Lady Franklin never encountered a mountain she didn’t want to climb and thought nothing of crossing Van Diemen’s Land on foot on a journey that had killed those who came before.

John Hornby made a fetish of his ruggedness, doing everything the hard way, trudging for fifty miles through a Barrens blizzard and boasting about it.

Robert Service, who survived the Rat River trail, made a habit of working out every afternoon until his doctors slowed him down.

They lived by their own rules, these five—flouting authority, contemptuous of regulations, confident of their own instincts and abilities. Boyle played catch-me-if-you-can with the military and political authorities who tried vainly to hem him in. Stefansson resisted all efforts to pull him out of the Arctic and instead of going south, as ordered, headed farther into the North. Jane Franklin had her own ideas about her husband’s fate and when these were ignored took on the job of searching for him herself. Hornby was a wild card who exulted in his role and died tragically, rejecting sensible advice, while Service shunned the dictates of society and went his own way, a loner to the end.

They were all loners. Did any of them have the kind of intimate friend to whom one can pour out one’s heart? There is little evidence of that in their varied sagas. In all too brief moments Boyle enjoyed a relationship of sorts with Queen Marie, and also, perhaps, was at ease with his old friend Teddy Bredenberg in his dying months, but there is little indication of any traditional understanding. Like the others, he was not a family man. He was quite prepared to run off to sea with scarcely a word to his kin, nor was either of the marriages into which he plunged successful. The two offspring he did not abandon were in awe of him, but their relationship cannot be described as close.

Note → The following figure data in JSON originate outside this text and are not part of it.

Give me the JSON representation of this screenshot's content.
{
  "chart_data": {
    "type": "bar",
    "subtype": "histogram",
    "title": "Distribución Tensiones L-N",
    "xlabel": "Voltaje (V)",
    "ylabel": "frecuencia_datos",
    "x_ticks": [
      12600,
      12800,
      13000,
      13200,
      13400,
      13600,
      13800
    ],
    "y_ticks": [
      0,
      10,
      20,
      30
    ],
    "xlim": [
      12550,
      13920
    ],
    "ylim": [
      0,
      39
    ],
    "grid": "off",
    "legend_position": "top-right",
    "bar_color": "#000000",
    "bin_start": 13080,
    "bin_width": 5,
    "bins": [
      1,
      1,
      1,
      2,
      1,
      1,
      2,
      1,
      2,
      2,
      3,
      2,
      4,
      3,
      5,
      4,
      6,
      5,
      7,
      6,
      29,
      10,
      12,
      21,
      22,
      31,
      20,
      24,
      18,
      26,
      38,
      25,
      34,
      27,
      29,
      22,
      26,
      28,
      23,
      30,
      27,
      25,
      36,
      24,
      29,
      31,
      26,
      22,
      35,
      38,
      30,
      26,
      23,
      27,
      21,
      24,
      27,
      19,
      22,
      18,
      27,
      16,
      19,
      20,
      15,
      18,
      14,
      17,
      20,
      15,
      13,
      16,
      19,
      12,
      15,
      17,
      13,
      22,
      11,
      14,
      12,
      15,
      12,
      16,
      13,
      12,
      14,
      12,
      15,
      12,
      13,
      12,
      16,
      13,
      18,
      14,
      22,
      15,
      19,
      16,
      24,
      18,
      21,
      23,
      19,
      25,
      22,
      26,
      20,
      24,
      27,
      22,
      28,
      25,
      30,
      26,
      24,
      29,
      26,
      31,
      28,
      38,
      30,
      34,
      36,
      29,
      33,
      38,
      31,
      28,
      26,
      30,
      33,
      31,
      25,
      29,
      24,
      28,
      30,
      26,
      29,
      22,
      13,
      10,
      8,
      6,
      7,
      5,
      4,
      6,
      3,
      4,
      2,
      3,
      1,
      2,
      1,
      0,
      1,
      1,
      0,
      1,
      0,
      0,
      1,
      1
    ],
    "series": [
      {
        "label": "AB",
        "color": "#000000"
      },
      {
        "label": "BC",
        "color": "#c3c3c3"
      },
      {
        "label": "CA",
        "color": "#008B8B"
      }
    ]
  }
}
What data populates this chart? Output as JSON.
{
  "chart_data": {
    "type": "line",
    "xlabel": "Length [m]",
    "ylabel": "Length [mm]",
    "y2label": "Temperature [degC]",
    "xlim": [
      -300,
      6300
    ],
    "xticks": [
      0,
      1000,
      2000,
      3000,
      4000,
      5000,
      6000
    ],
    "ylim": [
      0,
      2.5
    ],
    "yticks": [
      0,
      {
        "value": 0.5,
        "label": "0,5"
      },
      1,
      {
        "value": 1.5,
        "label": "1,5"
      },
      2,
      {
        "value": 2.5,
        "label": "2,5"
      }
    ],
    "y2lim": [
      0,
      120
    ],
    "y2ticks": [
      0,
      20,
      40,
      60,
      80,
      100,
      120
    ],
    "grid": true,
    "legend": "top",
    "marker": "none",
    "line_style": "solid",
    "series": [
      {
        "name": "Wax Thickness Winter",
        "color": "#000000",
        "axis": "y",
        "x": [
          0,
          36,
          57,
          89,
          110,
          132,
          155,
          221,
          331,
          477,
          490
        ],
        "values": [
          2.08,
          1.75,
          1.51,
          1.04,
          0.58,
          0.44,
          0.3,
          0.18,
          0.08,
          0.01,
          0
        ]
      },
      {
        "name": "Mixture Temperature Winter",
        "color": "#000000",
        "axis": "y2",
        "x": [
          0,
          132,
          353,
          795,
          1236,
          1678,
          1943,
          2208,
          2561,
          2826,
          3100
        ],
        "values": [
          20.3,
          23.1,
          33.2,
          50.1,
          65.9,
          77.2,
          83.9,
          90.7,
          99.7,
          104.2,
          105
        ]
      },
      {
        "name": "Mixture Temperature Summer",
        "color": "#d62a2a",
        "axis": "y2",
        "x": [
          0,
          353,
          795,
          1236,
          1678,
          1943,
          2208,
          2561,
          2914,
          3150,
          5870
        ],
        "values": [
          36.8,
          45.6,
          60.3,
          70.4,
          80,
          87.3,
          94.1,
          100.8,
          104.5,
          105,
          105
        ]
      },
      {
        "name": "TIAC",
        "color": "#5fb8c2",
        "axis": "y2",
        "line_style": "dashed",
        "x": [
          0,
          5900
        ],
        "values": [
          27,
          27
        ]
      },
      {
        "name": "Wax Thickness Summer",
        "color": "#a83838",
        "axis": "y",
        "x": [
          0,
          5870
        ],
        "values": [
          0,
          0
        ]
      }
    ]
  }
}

Stefansson enjoyed several lengthy affairs, but he scarcely mentioned the novelist Fannie Hurst, who was his mistress for seventeen years. He refused to recognize his son, Alex, the product of his liaison with the capable Inuit widow Pannigabluk. His four-year romance with Betty Brainerd faded after he ignored her letters to him. It is clear that he put his work and his ambitions first; his various relationships came close to being afterthoughts. Only after he had done with exploring did he take the time and trouble to marry. He rejected outward intimacies. They were, as his friend Richard Finnie remarked, out of keeping with his image as a rough, independent explorer. He would have recoiled had he heard his wife remark publicly, as she did after his death, that she had enjoyed the best sex of her life with him.